Ce nouveau positionnement en « coopétition » avec Google plutôt qu’en compétition frontale, est l’un des volets de la stratégie « Solocal 2020 » dévoilée par Eric Boustouller en février 2018. L’actuel directeur général de Solocal fut président de Microsoft en France, puis en Europe pendant de nombreuses années et vise aujourd’hui à relancer Solocal avec de nouvelle offres marketing à destination des PME.
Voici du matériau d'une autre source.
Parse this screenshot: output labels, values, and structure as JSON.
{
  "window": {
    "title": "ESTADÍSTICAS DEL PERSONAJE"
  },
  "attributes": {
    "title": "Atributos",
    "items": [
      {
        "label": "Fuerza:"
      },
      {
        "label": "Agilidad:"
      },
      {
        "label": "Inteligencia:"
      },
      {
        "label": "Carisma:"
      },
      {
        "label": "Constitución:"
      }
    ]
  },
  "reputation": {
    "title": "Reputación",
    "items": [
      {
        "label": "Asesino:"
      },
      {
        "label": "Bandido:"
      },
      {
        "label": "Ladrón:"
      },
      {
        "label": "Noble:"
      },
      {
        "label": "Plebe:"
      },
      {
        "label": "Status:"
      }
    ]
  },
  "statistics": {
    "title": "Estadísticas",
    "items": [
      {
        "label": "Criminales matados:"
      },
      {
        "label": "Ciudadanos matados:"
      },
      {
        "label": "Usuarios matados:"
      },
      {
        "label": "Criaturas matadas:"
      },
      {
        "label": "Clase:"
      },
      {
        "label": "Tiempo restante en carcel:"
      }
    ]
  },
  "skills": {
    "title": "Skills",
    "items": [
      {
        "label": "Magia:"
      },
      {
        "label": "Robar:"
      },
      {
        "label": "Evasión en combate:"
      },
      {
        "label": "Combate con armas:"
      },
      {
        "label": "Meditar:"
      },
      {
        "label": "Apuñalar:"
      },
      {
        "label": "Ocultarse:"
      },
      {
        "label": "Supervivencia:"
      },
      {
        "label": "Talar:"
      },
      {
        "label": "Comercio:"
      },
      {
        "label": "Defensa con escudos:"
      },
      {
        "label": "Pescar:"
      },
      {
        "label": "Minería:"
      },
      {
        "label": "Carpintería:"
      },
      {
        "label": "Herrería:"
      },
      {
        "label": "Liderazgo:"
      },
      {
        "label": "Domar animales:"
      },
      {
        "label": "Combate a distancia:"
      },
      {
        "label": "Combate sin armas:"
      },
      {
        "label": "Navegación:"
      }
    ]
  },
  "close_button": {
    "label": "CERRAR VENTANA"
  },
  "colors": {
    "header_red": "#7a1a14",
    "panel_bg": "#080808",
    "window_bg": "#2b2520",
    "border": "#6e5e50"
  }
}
Outre un plan de suppression de 1 000 emplois sur les 4 500 personnes que comptait l’entreprise, ce plan marque aussi une nouvelle approche technologique basée sur le cloud tant pour son informatique interne (ERP, CRM) que pour produire ses services. Peu avant l’annonce du plan « Solocal 2020 », Arnaud Defrenne signait un partenariat avec Microsoft pour sous-tendre la nouvelle stratégie « Cloud First » de Solocal, mais pour porter son Data Lake, le CTO a choisi de ne pas mettre tous ces œufs dans le même panier et a privilégié une offre rivale à Azure.
Netezza a fait place à Hadoop en 2015
L’activité de Solocal s’appuie sur une plateforme Data qui représente aujourd’hui 240 To de données. Au début des années 2010, Solocal avait fait le choix de la solution IBM Netezza pour stocker ses données. La solution était alors le nec plus ultra pour héberger des Data Warehouse de grande envergure, avec une architecture matérielle massivement parallèle et une base de données taillée pour les gros volumes.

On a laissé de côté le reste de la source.